🤖 AI Summary
To address the challenge of deploying large language models (LLMs) on resource-constrained devices, this paper proposes the first efficient Transformer architecture integrating weight binarization with multi-stage early exit. Methodologically, it introduces a differentiable second-order spike approximation function to enable magnitude-aware gradient updates during binarization, and a soft routing mechanism based on entropy reduction—replacing hard-threshold early exit—to mitigate “overthinking.” The architecture supports end-to-end training without knowledge distillation. Experimental results demonstrate an 18.44× parameter compression, a 54.85% reduction in inference FLOPs, and a 5.98% improvement in GLUE accuracy, achieving Pareto-optimal trade-offs between efficiency and accuracy.
📝 Abstract
Large Language Models (LLMs) based on transformers achieve cutting-edge results on a variety of applications. However, their enormous size and processing requirements make deployment on devices with constrained resources extremely difficult. Among various efficiency considerations, model binarization and Early Exit (EE) are common effective solutions. However, binarization may lead to performance loss due to reduced precision affecting gradient estimation and parameter updates. Besides, the present early-exit mechanisms are still in the nascent stages of research. To ameliorate these issues, we propose Binarized Early Exit Transformer (BEExformer), the first-ever selective learning transformer architecture to combine early exit with binarization for textual inference. It improves the binarization process through a differentiable second-order approximation to the impulse function. This enables gradient computation concerning both the sign as well as the magnitude of the weights. In contrast to absolute threshold-based EE, the proposed EE mechanism hinges on fractional reduction in entropy among intermediate transformer blocks with soft-routing loss estimation.

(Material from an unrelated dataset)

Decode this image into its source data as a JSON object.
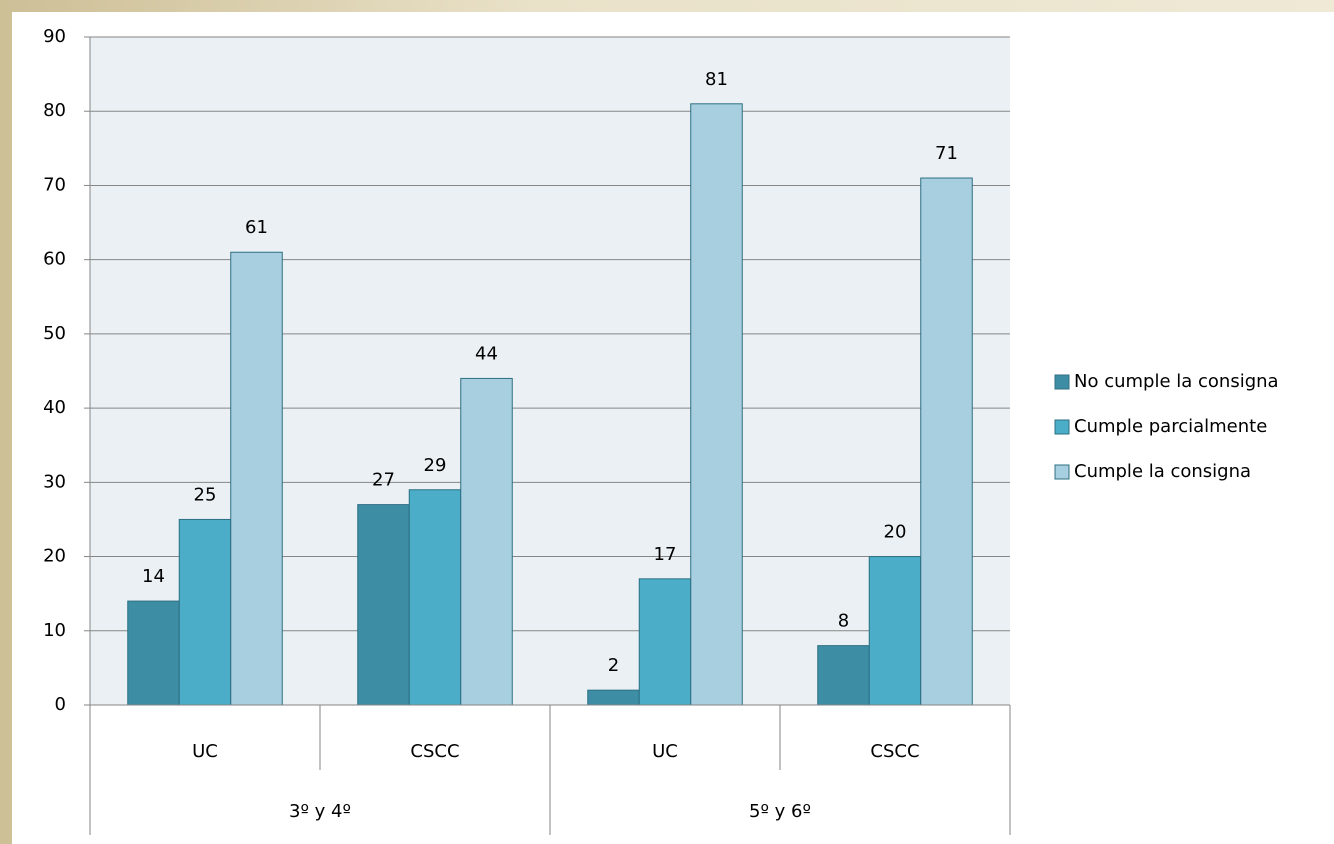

While binarization results in 18.44 times reduction in model size, early exit reduces the FLOPs during inference by 54.85% and even improves accuracy by 5.98% through resolving the"overthinking"problem inherent in deep networks. Moreover, the proposed BEExformer simplifies training by not requiring knowledge distillation from a full-precision LLM. Extensive evaluation on the GLUE dataset and comparison with the SOTA works showcase its pareto-optimal performance-efficiency trade-off.